Explication de textes

Entre les pages

Eh oui, lecteur-parent-d’élève, je continue de te donner des sueurs avec mes titres racoleurs sur fond de rentrée scolaire. Mais comme hier, sois rassuré, le titre, contrairement à ce qu’il laisse présager, n’est pas en lien direct avec ta réunion de rentrée parents-professeur durant laquelle, l’espace d’une soirée, tu te diras que cette année pour ton rejeton, ça devrait aller. Parce que la maîtresse aura encore l’air enjoué du tout début d’année, que le directeur te vendra un programme comme autant de progrès éducatifs inédits et que les sorties scolaires sembleront enfin en adéquation avec tes convictions.

Cependant, contrairement à mon article d’hier sur les équations, c’est bien d’école, de collège et de lycée dont je vais te parler pour servir mon propos. Enfant, j’étais plutôt bonne élève (hormis les mathématiques et la physique, mais ça tu le sais). J’avais un goût tout particulier pour le français (ça aussi, vu que tu es malin, tu le savais) et encore plus prononcé pour la littérature et tout ce qui allait avec (surprise !).

Je me prêtais avec un enthousiasme frisant l’hystérie à tout ce qui était rédaction, lecture et… explications de textes. Là, pour tout te dire et pour vraiment en venir au coeur de mon sujet, si j’aimais décortiquer les écrits des auteurs, aussi loin que je me souvienne, une part en moi ne cessait de se révolter sur ce que l’on pouvait y dénicher : au fond, si ça se trouve, me répétais-je, l’auteur n’a absolument jamais voulu glisser quoi que ce soit d’autre entre les lignes que ce qu’il a écrit. Au fond, ne cessais-je de m’opposer à moi-même, il a juste trouvé que tel mot avec tel mot, c’était beau, sans sous-entendu, sans la moindre once de subliminal ou de subtilité capillotractée.
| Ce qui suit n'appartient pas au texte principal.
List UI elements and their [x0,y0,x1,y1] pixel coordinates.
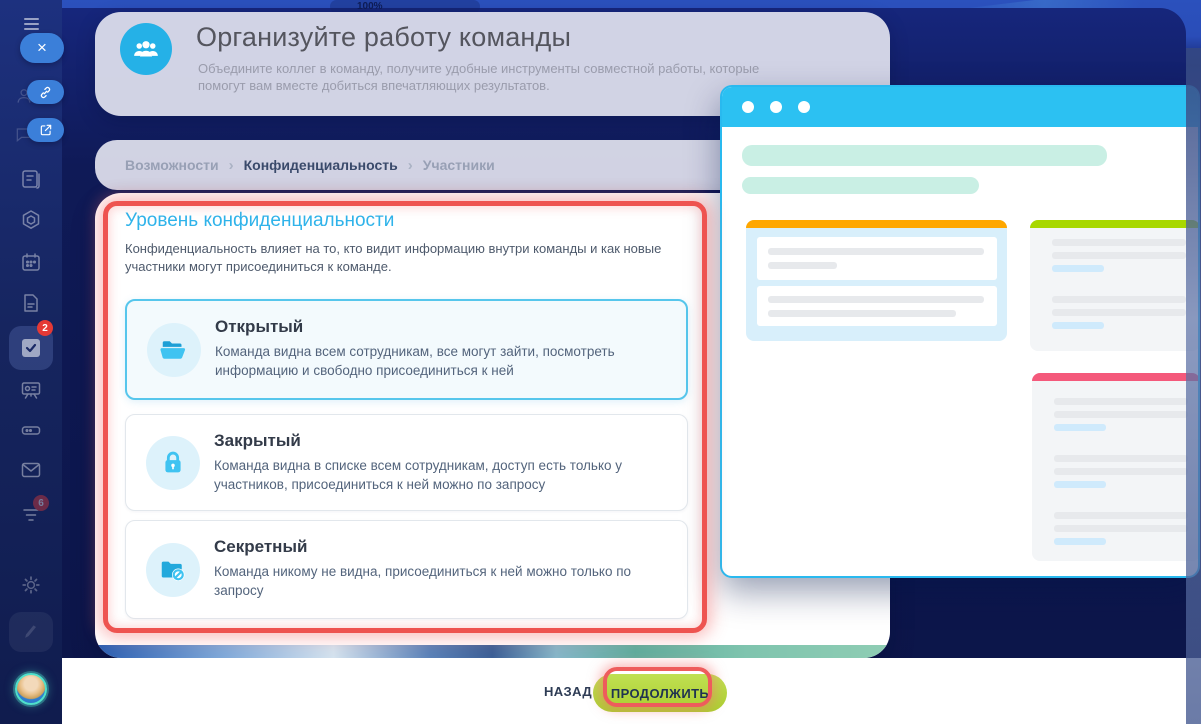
close-button[interactable] [20,33,64,63]
panel-footer-image [95,645,890,658]
option-description: Команда видна всем сотрудникам, все могут зайти, посмотреть информацию и свободно присоединиться к ней [215,344,615,378]
continue-button[interactable]: ПРОДОЛЖИТЬ [593,674,727,712]
preview-card-pink [1032,373,1200,561]
settings-button[interactable] [19,573,43,597]
open-folder-icon [159,335,189,365]
window-dot-icon [770,101,782,113]
placeholder-title-bar [742,145,1107,166]
preview-card-orange [746,220,1007,341]
window-dot-icon [798,101,810,113]
document-icon [19,291,43,315]
sidebar-item-feed[interactable] [19,167,43,191]
privacy-section-title: Уровень конфиденциальности [125,210,395,231]
preview-card-lime [1030,220,1200,351]
link-icon [38,85,53,100]
preview-window [720,85,1200,578]
drive-icon [19,418,43,442]
zoom-indicator: 100% [357,1,383,12]
privacy-section-description: Конфиденциальность влияет на то, кто видит информацию внутри команды и как новые участники могут присоединиться к команде. [125,241,662,274]
breadcrumb-step-features[interactable]: Возможности [125,157,219,173]
crm-badge: 6 [33,495,49,511]
option-description: Команда никому не видна, присоединиться к ней можно только по запросу [214,564,632,598]
sidebar-item-workgroups[interactable] [19,208,43,232]
presentation-icon [19,378,43,402]
rocket-icon [21,622,41,642]
placeholder-subtitle-bar [742,177,979,194]
privacy-option-closed[interactable] [125,414,688,511]
privacy-option-secret[interactable] [125,520,688,619]
mail-icon [19,458,43,482]
option-title: Секретный [214,537,308,556]
tasks-icon [19,336,43,360]
option-icon-circle [147,323,201,377]
sidebar-item-mail[interactable] [19,458,43,482]
user-avatar[interactable] [15,673,47,705]
option-description: Команда видна в списке всем сотрудникам, доступ есть только у участников, присоединиться к ней можно по запросу [214,458,623,492]
privacy-option-open[interactable] [125,299,688,400]
sidebar [0,0,62,724]
gear-icon [19,573,43,597]
preview-titlebar [722,87,1198,127]
sidebar-item-documents[interactable] [19,291,43,315]
page-subtitle: Объедините коллег в команду, получите удобные инструменты совместной работы, которые помогут вам вместе добиться впечатляющих результатов. [198,61,760,93]
sidebar-item-drive[interactable] [19,418,43,442]
team-group-icon [131,34,161,64]
window-scrollbar[interactable] [1186,48,1201,724]
page-title: Организуйте работу команды [196,22,572,52]
sidebar-item-crm[interactable] [19,497,44,527]
option-icon-circle [146,543,200,597]
calendar-icon [19,250,43,274]
option-title: Открытый [215,317,304,336]
close-icon: × [37,38,47,57]
external-link-icon [39,123,53,137]
rocket-button[interactable] [9,612,53,652]
option-title: Закрытый [214,431,301,450]
option-icon-circle [146,436,200,490]
sidebar-item-calendar[interactable] [19,250,43,274]
team-icon-circle [120,23,172,75]
hamburger-icon[interactable] [24,18,39,31]
breadcrumb-step-privacy[interactable]: Конфиденциальность [243,157,398,173]
open-external-button[interactable] [27,118,64,142]
sidebar-item-presentation[interactable] [19,378,43,402]
secret-folder-icon [158,555,188,585]
sidebar-item-tasks[interactable] [9,322,53,370]
window-dot-icon [742,101,754,113]
breadcrumb-step-members[interactable]: Участники [422,157,495,173]
tasks-badge: 2 [37,320,53,336]
link-button[interactable] [27,80,64,104]
feed-icon [19,167,43,191]
wizard-footer [62,658,1201,724]
hexagon-icon [19,208,43,232]
chevron-right-icon: › [407,156,413,174]
back-button[interactable]: НАЗАД [528,676,608,706]
chevron-right-icon: › [228,156,234,174]
lock-icon [159,449,187,477]
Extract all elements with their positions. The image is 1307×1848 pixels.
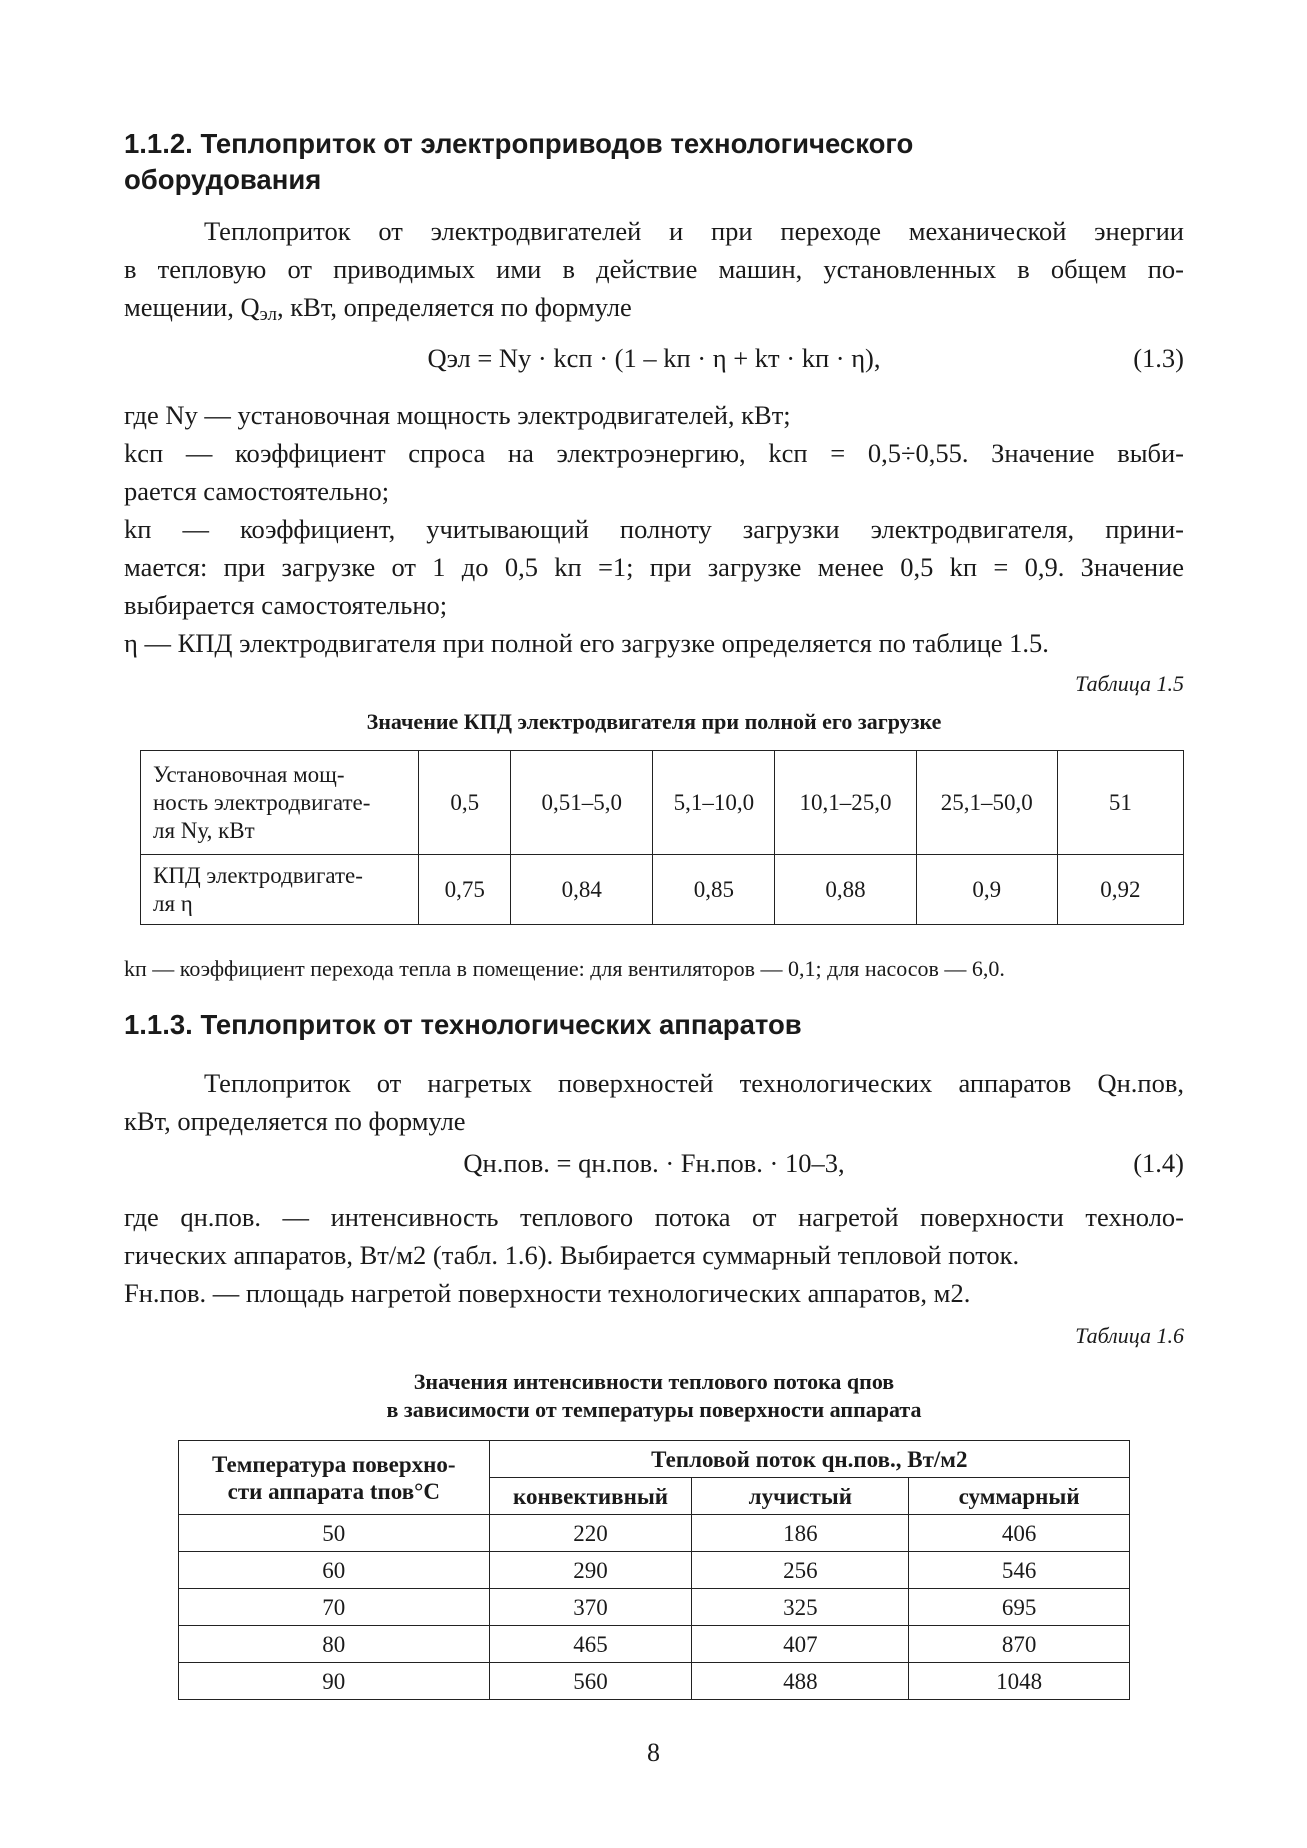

Je brûlais d’avoir la possibilité de contacter l’auteur (chose impossible dans la majorité des cas pour une raison simple : l’auteur était décédé de longue date, on étudie peu les auteurs vivants, c’est embêtant).

Chaque année, je tentais naïvement d’exposer cette objection à l’instituteur ou, plus tard, au professeur et ça m’a poursuivie jusqu’en philosophie où j’ai enfin eu une oreille pour m’entendre et toutes largesses pour argumenter.

Aujourd’hui que j’écris, qu’il s’agisse de mes articles ici, de mes nouvelles publiées ou de mon roman, je suis confrontée à mon tour à l’interprétation de mes propres textes, comme lorsque j’ai été invitée à partager avec des élèves qui étudiaient « Les fleurs roses du papier peint« . Parfois de façon très juste (je suis du genre à glisser de la subtilité capillotractée) et parfois ce que d’aucuns y voient me laisse toute sidérée (je me laisse aussi souvent guider juste par la musicalité).

Une chose est certaine, c’est qu’à chaque fois, je repense à ce petit moi, élève appliquée qui était plutôt douée pour débusquer du sens caché, de la métaphore, de la figure de style et du message déguisé dans le texte d’un auteur tout en ayant l’impression de lui faire dire tout un tas de choses qu’il n’avait jamais pensées.